Jodi Arias jury: ‘We feel like we failed’ in not delivering death sentence

PHOENIX — The jurors who served on the Jodi Arias penalty phase retrial panel said they “feel like they failed” after they were unable to come to a unanimous decision on the death sentence.

“We absolutely feel the penalty should have been death,” a juror told media on Thursday.

County Attorney Bill Montgomery said the jury was hung after one juror did not vote for the death penalty.

“…I will not fault the jury and I will not lay any blame or criticize their work in the case,” he said at another press conference.

A few of the jurors said they wanted to do the right thing and were upset at the outcome.

“I am angry that there wasn’t a finality to this and all these people in this room weren’t able to have that be a decision,” a juror said.

Jurors said they felt the trial’s spotlight fell unfairly on Travis Alexander’s life, rather than the case itself.

While the jury failed to convict Arias, effectively sentencing her to life in prison with the possibility of parole, they said they hope the family is at peace knowing a majority wanted to sentence her to death.

Jurors said the holdout, who did not partake in the press conference, focused on Arias’ journals and believed she had psychological problems.
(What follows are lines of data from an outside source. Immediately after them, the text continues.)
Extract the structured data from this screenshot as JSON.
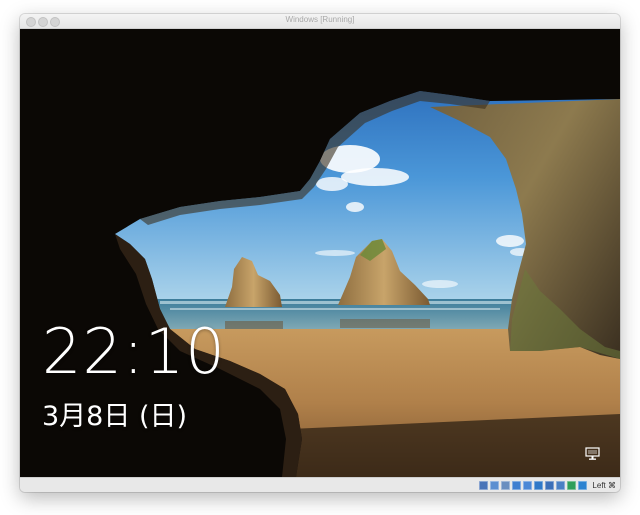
{
  "window": {
    "title": "Windows [Running]"
  },
  "lockscreen": {
    "time": "22:10",
    "date": "3月8日 (日)",
    "network_icon": "network-monitor-icon"
  },
  "statusbar": {
    "icons": [
      {
        "name": "hard-disk-icon",
        "color": "#4a74b8"
      },
      {
        "name": "optical-drive-icon",
        "color": "#5b8fd1"
      },
      {
        "name": "audio-icon",
        "color": "#6a8fc0"
      },
      {
        "name": "network-icon",
        "color": "#3f7fd0"
      },
      {
        "name": "usb-icon",
        "color": "#4c88d6"
      },
      {
        "name": "shared-folders-icon",
        "color": "#2f78c8"
      },
      {
        "name": "display-icon",
        "color": "#3b6fb8"
      },
      {
        "name": "video-capture-icon",
        "color": "#4a80c4"
      },
      {
        "name": "cpu-icon",
        "color": "#2f9f5a"
      },
      {
        "name": "mouse-integration-icon",
        "color": "#2c83d0"
      }
    ],
    "host_key": "Left ⌘"
  },
  "colors": {
    "sky_top": "#1d5fb5",
    "sky_bottom": "#9fcbe8",
    "sand": "#b8894e",
    "cave": "#0d0a07"
  }
}
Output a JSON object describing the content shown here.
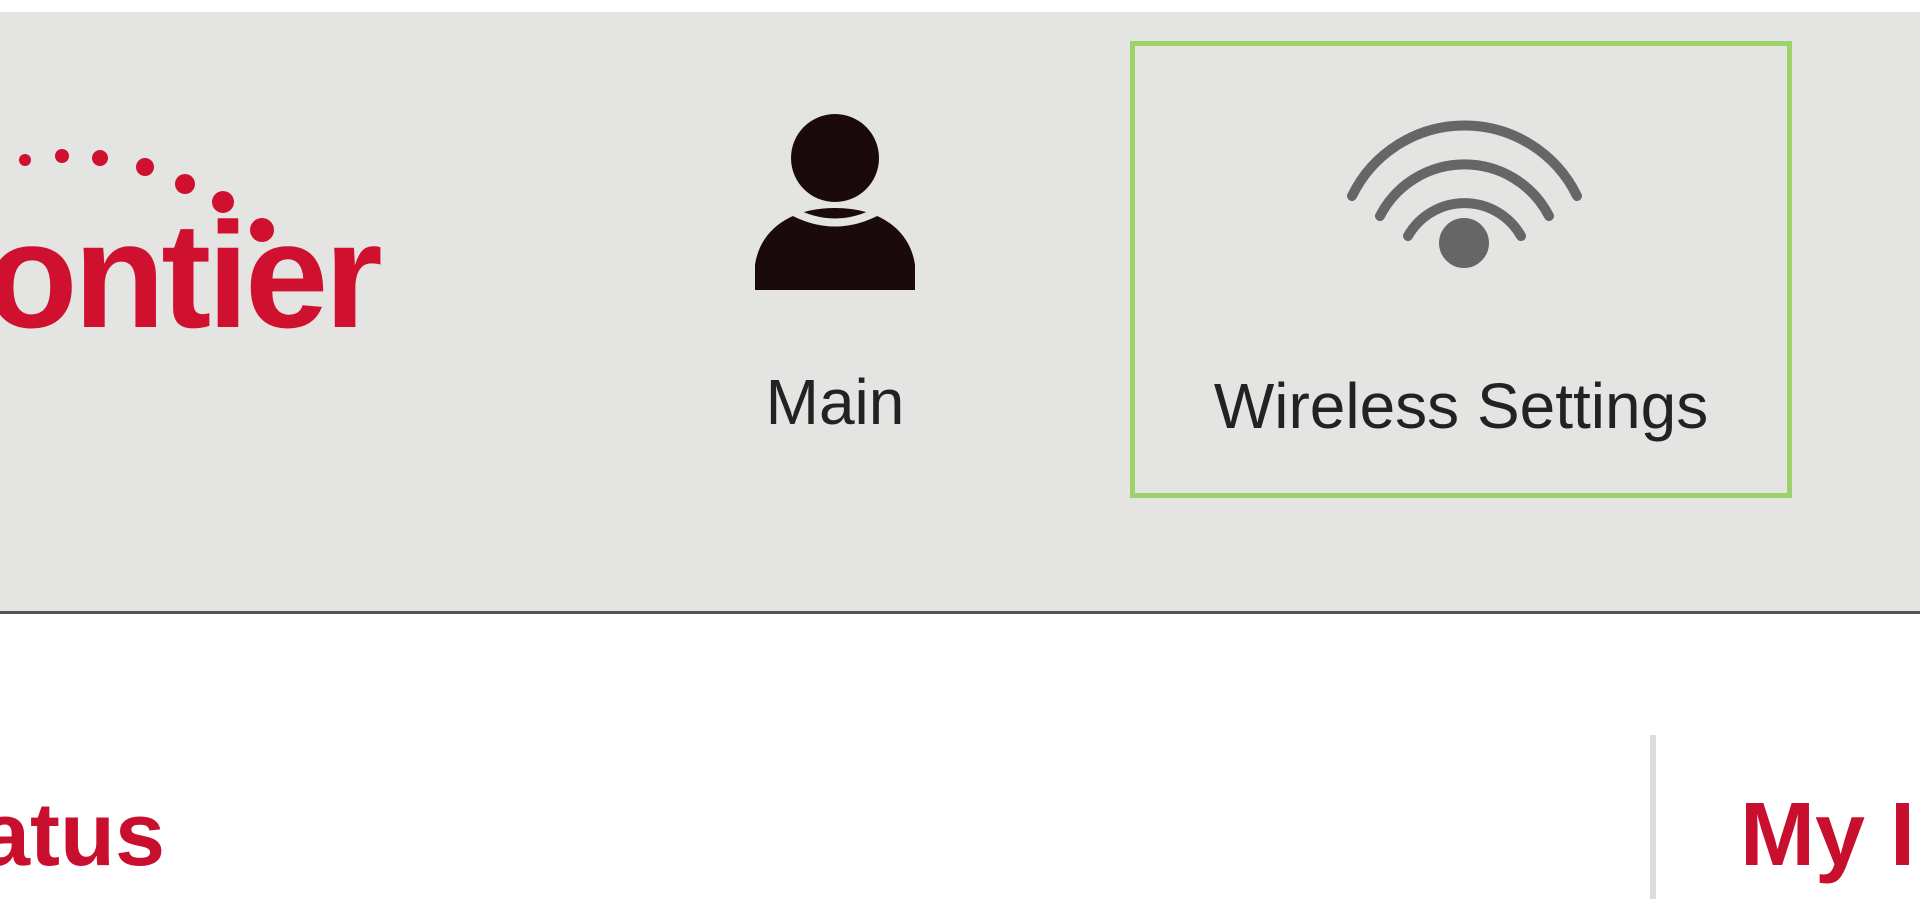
{
  "brand": {
    "logo_text": "ontier",
    "logo_color": "#d0102f"
  },
  "nav": {
    "items": [
      {
        "label": "Main",
        "icon": "user-icon",
        "selected": false
      },
      {
        "label": "Wireless Settings",
        "icon": "wifi-icon",
        "selected": true
      }
    ],
    "selected_border_color": "#9bd26a"
  },
  "sections": {
    "status_heading": "atus",
    "network_heading": "My I",
    "heading_color": "#c8102e"
  }
}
Other jurors agreed Arias may have borderline personality disorder, but did not consider it a mitigating factor.

“The biggest thing that angered me was that she alluded that the death penalty would be a form of revenge,” a juror said of the holdout.

Another said they believed the holdout had her mind made up from the beginning, as she admitted she had watched some of a Lifetime movie about the case and refused to deliberate with others.

The jurors asked Judge Sherry Stephens to excuse the holdout, but were turned down.